Anesth Analg 2003;96:1845-1846
© 2003 International Anesthesia Research Society
LETTERS TO THE EDITOR
Use of Gum Elastic Bougie During Difficult Airway Management
Jae-Hyon Bahk, MD,
Ho-Geol Ryu, MD, and
Chongdoo Park, MD
Department of Anesthesiology, Seoul National University Hospital, Seoul National University College of Medicine, Seoul, Korea
To the Editor:
We read with interest the article by Weisenberg et al. (1) regarding endotracheal intubation with a gum-elastic bougie (GEB) in unanticipated difficult direct laryngoscopy. The major finding of their article was that, if compared with conventional GEB use (Group 1), the failed intubation rate decreased with the aid of a dental mirror. We would like to raise a few questions concerning the article.
First, which type of GEB was used for the study? Two types of GEB are available. Only the angled one (15F x 60 cm, SIMS Portex Ltd., Hythe, UK) is useful for management of difficult airways with the kink being the GEBs most important feature. Because of its presence, rotating the GEBs shaft during insertion permits the tip to be "steered" around obstacles, and the GEB can be maneuvered blindly underneath the posterior surface of the epiglottis in case of the Cormack and Lehanes grade 3 direct laryngoscopy view. On the other hand, the longer straight one (15F x 70 cm) is designed for tracheal tube exchange.

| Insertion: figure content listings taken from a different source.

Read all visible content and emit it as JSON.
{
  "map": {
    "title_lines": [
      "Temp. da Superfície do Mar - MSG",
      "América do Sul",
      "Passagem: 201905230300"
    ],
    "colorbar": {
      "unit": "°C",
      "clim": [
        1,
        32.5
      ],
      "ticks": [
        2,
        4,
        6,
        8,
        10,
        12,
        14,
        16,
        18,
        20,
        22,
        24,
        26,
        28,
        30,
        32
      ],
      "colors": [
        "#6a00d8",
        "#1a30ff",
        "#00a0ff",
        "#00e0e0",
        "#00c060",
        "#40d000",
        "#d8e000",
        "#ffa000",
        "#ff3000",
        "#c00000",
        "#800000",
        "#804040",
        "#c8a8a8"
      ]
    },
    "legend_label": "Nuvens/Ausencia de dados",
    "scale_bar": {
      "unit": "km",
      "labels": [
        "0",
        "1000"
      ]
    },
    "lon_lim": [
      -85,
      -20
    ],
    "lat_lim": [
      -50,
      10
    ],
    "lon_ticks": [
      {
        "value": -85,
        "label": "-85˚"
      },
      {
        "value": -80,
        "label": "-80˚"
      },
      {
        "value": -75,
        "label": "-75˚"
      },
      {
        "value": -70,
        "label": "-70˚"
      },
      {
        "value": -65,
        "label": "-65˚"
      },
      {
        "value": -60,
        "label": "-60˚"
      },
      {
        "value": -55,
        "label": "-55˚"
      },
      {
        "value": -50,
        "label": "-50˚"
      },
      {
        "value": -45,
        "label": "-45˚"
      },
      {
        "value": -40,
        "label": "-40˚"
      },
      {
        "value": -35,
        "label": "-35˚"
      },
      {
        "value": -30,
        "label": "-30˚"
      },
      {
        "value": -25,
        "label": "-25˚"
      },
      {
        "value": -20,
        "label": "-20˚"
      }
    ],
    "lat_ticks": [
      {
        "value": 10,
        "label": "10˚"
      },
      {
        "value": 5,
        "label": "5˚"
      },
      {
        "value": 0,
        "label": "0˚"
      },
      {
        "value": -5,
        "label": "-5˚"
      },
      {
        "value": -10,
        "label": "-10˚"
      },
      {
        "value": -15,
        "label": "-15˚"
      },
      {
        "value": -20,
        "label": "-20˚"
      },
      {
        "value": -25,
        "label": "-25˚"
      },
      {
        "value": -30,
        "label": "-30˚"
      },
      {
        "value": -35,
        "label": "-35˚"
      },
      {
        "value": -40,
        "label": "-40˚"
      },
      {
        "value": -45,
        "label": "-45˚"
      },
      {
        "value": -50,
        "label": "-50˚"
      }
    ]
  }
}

Second, were only brand-new GEBs used each time of the study? The manufacturer recommends that the GEB be reused a maximum of five times. But the tip of a used GEB may be no longer in line with the overall curvature (2), so that it may not be possible to advance the bougie behind the epiglottis. The two facts mentioned above should be clearly described because they can have a major influence on the results.
Although we admit some possibility of directing a GEB into the esophagus while railroading a tracheal tube over it, our last question is what were the possible causes of the high failure rate with false-positive signs? Contrary to their report (1), tracheal clicks and hold-up are known to be very specific and sensitive signs of the successful placement of a GEB into the trachea (3). Thus, we think that, during the insertion of a GEB for difficult airway management, both signs should be always sought without forceful insertion to excessive depths, which must be followed without delay by capnometric confirmation.
References
- Weisenberg M, Warters RD, Medalion B, et al. Endotracheal intubation with a gum-elastic bougie in unanticipated difficult direct laryngoscopy: comparison of a blind technique versus indirect laryngoscopy with a laryngeal mirror. Anesth Analg 2002; 95: 10903.[Abstract/Free Full Text]
- Kumar DS, Jones G. Is your bougie helping or hindering you? Anaesthesia 2001; 56: 1121.
- Kidd JF, Dyson A, Latto IP. Successful difficult intubation: use of gum-elastic bougie. Anaesthesia 1988; 43: 4378.[Web of Science][Medline]
Response
Peter Szmuk, MD, and
Tiberiu Ezri, MD
Department of Anesthesiology, University of Texas Medical School, Houston, TX
In Response:
We would like to thank Bahk et al. for their important comments regarding our article.
We used 15F, 70-mm, brand new bougies, because the 60-mm angled-tip bougie is not available in our department (1). In our experience, the 70-mm bougie works well for both tube exchanging and for endotracheal intubation with grade III laryngoscopic views.
Reference
- Weisenberg M, Warters RD, Medalion B, et al. Endotracheal intubation with a gum-elastic bougie in unanticipated difficult direct laryngoscopy: comparison of a blind technique versus indirect laryngoscopy with a laryngeal mirror. Anesth Analg 2002; 95: 10903.